Why do I get a linker error for the following?

template<typename T, typename U>
class A {
public:
    class B;
};

template<typename T, typename U>
class A<T, U>::B {
    friend bool operator==(const B& b1, const B& b2);
};

template<typename T, typename U>
bool operator==(const typename A<T, U>::B& b1, const typename A<T, U>::B& b2) {
    return true;
}

int main() {
    A<char, int>::B b1;
    A<char, int>::B b2;

    if (b1 == b2) {
        return 0;
    } else {
        return 1;
    }
}

The error I get is:

Undefined symbols for architecture x86_64:
  "operator==(A<char, int>::B const&, A<char, int>::B const&)", referenced from:
      _main in test-qSCyyF.o

Answer 1

Because you're calling it and it has no definition!

This

template<typename T, typename U>
class A<T, U>::B {
    friend bool operator==(const B& b1, const B& b2);
};

is a declaration of a non-template friend function of A<T,U>::B class.

It matches the call (b1 == b2) just as well as the template operator you define further down but it is preferred because it is a non-template.

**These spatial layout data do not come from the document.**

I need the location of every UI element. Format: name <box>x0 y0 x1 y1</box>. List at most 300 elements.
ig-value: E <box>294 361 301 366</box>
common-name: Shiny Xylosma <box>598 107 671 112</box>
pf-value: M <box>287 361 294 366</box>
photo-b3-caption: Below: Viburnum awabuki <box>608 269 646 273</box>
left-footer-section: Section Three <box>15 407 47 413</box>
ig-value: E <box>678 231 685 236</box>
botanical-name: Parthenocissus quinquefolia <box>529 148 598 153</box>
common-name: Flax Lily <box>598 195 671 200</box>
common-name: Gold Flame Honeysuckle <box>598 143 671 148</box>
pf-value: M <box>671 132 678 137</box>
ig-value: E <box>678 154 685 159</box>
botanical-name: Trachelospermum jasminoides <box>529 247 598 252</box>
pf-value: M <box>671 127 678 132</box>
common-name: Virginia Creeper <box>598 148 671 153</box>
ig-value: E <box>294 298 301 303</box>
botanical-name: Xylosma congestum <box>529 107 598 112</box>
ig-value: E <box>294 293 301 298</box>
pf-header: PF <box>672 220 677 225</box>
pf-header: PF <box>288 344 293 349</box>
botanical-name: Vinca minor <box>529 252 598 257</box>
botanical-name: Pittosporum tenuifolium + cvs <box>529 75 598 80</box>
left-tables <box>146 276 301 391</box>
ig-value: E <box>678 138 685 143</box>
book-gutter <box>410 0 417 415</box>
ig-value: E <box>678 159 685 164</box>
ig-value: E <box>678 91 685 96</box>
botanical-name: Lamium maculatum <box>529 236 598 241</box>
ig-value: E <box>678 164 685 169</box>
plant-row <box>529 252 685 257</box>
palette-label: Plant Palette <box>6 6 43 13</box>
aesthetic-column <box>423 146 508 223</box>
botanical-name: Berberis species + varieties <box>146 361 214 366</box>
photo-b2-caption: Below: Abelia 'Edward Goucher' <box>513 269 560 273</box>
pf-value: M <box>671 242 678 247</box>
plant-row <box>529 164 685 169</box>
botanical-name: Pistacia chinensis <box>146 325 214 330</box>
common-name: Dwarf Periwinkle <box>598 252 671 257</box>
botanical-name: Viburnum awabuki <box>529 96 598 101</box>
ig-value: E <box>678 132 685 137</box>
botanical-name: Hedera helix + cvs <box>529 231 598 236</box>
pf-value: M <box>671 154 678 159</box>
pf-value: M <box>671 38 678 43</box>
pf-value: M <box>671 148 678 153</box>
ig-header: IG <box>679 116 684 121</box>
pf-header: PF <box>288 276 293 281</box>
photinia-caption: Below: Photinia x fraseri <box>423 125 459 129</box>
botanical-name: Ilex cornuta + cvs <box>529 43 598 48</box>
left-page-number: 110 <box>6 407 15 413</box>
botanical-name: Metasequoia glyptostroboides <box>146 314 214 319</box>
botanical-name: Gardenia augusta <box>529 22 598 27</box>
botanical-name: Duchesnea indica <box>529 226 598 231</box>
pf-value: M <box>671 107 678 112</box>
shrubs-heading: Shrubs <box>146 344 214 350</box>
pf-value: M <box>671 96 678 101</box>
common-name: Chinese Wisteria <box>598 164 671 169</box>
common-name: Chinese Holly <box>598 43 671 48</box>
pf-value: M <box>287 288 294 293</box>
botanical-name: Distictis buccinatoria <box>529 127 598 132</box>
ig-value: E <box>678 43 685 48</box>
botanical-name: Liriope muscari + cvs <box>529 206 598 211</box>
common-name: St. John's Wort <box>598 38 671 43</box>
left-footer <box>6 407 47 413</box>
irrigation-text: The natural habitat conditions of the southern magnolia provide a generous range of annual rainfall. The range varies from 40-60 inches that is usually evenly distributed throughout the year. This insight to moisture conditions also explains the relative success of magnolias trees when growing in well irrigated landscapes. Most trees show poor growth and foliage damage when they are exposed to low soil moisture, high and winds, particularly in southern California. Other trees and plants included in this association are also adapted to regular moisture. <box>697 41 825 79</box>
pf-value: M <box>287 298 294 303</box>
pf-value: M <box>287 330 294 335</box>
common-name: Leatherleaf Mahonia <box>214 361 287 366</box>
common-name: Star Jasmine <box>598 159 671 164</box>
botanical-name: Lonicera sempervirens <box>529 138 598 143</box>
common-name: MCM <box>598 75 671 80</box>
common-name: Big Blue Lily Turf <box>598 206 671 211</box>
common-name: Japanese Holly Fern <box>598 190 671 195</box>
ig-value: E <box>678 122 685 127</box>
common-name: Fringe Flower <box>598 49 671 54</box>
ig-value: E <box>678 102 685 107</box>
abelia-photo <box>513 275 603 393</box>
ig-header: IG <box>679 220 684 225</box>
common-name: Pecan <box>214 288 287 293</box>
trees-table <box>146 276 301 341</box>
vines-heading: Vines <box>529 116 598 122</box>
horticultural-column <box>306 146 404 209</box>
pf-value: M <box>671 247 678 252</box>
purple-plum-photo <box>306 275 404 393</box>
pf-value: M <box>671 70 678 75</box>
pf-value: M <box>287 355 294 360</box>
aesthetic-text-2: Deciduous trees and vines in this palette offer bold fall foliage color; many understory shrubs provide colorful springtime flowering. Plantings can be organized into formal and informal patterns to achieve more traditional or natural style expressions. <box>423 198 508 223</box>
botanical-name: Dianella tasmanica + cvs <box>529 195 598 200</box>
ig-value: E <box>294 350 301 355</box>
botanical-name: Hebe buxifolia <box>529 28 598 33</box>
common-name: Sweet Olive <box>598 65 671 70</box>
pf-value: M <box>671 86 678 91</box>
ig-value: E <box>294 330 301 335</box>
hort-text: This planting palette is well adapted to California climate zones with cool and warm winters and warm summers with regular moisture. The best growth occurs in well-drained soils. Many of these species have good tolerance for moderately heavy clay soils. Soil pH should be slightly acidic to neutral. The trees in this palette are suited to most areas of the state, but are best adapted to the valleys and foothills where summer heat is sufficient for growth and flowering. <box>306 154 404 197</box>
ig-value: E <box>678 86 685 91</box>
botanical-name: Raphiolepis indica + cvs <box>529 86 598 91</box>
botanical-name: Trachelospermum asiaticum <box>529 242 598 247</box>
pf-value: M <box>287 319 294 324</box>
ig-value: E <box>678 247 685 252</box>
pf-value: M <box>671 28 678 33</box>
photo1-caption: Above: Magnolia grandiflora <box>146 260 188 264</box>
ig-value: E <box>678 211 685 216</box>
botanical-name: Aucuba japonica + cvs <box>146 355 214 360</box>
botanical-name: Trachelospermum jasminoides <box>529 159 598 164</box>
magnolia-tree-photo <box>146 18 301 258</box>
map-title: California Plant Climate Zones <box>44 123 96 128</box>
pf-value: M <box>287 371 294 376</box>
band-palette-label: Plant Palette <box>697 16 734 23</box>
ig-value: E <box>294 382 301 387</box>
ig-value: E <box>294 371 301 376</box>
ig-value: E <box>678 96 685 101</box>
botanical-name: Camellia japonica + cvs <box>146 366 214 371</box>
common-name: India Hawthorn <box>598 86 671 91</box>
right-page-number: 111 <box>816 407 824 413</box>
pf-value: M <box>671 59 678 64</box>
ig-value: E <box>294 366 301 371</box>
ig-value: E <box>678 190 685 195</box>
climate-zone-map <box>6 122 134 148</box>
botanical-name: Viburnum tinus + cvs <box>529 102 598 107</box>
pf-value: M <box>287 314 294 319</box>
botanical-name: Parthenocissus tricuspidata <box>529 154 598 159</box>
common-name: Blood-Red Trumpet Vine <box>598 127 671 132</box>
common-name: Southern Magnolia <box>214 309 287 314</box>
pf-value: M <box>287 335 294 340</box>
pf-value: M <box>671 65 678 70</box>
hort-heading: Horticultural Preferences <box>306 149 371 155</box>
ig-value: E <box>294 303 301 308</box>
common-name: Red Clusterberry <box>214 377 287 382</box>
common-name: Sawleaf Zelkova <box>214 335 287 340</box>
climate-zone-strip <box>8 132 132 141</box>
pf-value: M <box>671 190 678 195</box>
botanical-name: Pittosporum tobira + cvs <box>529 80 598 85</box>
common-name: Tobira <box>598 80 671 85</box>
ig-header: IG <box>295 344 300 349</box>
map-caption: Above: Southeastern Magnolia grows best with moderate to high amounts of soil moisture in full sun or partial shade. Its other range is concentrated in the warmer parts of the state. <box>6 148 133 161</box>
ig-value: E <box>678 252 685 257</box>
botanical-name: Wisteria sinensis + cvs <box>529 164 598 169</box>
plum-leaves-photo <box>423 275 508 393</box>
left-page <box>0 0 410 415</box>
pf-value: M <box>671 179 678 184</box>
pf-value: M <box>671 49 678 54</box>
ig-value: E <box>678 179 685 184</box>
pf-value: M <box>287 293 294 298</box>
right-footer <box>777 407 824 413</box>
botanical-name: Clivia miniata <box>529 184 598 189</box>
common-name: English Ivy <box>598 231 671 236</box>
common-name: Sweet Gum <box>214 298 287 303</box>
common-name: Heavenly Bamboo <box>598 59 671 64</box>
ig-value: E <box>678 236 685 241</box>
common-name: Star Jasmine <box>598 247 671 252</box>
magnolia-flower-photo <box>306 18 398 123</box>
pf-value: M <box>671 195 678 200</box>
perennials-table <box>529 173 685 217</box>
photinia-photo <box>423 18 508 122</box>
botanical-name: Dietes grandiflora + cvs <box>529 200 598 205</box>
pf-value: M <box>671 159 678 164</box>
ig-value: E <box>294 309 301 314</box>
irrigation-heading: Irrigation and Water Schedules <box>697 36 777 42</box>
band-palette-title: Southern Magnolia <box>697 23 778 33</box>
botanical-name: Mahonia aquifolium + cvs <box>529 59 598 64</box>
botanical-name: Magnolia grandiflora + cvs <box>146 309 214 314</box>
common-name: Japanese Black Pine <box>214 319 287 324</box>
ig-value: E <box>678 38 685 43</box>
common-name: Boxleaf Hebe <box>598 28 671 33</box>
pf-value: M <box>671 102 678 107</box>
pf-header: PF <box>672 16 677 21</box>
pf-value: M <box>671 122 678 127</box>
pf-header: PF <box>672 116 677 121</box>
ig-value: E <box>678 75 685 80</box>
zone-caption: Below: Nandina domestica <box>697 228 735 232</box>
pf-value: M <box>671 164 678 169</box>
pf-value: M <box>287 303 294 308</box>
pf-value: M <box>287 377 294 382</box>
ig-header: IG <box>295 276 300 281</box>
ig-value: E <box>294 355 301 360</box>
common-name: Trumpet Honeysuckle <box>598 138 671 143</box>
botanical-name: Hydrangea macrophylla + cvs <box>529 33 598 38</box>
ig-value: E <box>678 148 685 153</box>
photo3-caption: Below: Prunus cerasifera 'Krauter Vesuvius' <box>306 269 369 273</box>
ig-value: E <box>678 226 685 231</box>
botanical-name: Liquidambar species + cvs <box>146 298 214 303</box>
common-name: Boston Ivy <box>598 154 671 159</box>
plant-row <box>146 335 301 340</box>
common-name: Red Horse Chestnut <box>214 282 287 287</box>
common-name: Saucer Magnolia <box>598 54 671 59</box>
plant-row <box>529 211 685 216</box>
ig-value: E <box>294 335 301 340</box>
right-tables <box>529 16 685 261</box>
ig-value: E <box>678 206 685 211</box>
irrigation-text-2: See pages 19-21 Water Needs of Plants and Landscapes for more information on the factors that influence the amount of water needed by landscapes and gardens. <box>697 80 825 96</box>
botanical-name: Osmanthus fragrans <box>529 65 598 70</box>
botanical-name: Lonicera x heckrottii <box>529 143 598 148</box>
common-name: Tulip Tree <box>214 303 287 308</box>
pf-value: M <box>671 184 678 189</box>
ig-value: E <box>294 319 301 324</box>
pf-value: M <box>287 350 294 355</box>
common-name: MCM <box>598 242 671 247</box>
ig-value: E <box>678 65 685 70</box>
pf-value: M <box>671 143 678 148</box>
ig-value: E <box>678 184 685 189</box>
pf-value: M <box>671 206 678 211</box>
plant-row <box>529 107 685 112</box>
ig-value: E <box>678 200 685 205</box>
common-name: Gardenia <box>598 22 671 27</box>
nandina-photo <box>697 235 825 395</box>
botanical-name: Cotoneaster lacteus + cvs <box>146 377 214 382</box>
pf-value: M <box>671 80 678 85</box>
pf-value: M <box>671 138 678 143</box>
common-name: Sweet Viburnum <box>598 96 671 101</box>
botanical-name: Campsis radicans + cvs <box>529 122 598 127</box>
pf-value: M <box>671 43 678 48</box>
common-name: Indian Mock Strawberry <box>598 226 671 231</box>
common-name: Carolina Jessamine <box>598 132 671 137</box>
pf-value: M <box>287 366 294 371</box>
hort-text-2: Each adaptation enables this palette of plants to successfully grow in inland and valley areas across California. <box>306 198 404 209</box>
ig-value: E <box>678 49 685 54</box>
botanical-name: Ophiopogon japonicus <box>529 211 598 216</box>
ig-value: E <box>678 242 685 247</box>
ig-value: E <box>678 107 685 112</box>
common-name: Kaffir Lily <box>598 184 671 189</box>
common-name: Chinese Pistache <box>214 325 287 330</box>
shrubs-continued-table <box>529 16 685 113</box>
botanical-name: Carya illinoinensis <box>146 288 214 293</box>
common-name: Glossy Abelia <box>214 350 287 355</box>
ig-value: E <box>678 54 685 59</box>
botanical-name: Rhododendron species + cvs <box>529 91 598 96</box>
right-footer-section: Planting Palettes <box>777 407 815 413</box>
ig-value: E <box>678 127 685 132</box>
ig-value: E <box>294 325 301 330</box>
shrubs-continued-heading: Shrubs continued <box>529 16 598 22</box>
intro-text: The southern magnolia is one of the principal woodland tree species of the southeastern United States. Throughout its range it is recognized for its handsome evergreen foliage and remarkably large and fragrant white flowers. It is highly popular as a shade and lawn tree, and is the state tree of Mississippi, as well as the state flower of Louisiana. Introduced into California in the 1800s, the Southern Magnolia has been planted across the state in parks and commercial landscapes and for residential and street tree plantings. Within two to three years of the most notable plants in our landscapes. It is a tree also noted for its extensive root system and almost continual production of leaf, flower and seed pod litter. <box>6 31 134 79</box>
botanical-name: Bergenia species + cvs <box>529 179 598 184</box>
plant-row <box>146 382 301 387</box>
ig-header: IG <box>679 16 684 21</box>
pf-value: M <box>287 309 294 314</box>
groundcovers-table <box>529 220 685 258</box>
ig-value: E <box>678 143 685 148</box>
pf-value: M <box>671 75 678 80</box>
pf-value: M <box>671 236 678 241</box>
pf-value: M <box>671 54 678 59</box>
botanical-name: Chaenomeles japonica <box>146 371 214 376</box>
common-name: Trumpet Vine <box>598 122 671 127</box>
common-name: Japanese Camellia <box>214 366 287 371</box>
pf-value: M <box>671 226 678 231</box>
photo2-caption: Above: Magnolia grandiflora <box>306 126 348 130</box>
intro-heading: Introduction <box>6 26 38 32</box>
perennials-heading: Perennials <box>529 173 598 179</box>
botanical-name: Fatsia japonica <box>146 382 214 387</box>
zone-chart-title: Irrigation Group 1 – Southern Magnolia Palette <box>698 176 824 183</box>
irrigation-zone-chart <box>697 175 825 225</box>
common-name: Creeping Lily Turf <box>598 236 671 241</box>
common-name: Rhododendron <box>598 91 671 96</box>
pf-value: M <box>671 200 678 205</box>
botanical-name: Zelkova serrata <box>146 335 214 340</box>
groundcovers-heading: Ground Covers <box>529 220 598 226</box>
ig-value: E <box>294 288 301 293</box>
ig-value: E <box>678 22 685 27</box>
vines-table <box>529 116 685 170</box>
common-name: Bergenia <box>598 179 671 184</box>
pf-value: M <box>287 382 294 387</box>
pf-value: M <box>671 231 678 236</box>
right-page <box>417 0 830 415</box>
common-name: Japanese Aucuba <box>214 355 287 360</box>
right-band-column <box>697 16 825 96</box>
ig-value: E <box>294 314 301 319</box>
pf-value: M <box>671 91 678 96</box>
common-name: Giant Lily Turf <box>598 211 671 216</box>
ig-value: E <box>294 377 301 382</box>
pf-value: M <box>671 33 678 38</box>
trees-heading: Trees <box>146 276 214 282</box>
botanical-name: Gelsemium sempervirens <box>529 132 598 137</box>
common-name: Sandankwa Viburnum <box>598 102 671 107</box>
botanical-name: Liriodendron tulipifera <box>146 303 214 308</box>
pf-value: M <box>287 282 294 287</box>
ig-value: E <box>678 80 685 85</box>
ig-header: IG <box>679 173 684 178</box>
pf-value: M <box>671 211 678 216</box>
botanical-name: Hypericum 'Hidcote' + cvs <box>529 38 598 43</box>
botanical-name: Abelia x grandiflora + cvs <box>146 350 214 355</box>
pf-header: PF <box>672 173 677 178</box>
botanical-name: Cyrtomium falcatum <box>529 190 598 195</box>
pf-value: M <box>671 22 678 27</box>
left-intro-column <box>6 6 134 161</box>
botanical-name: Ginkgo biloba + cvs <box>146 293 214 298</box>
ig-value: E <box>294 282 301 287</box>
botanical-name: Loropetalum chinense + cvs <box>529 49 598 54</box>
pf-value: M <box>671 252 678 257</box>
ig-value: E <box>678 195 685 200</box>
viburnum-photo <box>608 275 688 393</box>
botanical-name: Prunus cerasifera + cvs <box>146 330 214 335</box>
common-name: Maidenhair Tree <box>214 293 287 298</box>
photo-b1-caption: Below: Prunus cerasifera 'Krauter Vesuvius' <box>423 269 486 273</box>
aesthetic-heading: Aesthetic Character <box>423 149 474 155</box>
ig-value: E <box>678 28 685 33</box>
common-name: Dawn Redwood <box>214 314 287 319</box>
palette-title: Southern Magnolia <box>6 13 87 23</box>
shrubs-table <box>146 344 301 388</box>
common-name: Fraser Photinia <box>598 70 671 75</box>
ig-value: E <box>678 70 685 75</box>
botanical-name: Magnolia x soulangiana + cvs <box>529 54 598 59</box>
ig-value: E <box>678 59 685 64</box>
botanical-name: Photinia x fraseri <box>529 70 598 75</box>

GCC even gives a warning with -Wnon-template-friend

warning: friend declaration 'bool operator==(const A::B&, const A::B&)' declares a non-template function [-Wnon-template-friend]
note: (if this is not what you intended, make sure the function template has already been declared and add <> after the function name here)

To fix, it provide the definition

template<typename T, typename U>
class A<T, U>::B {
    friend bool operator==(const B& b1, const B& b2) {
        return true;
    }
};

and get rid of the templated operator OR keep only the template one.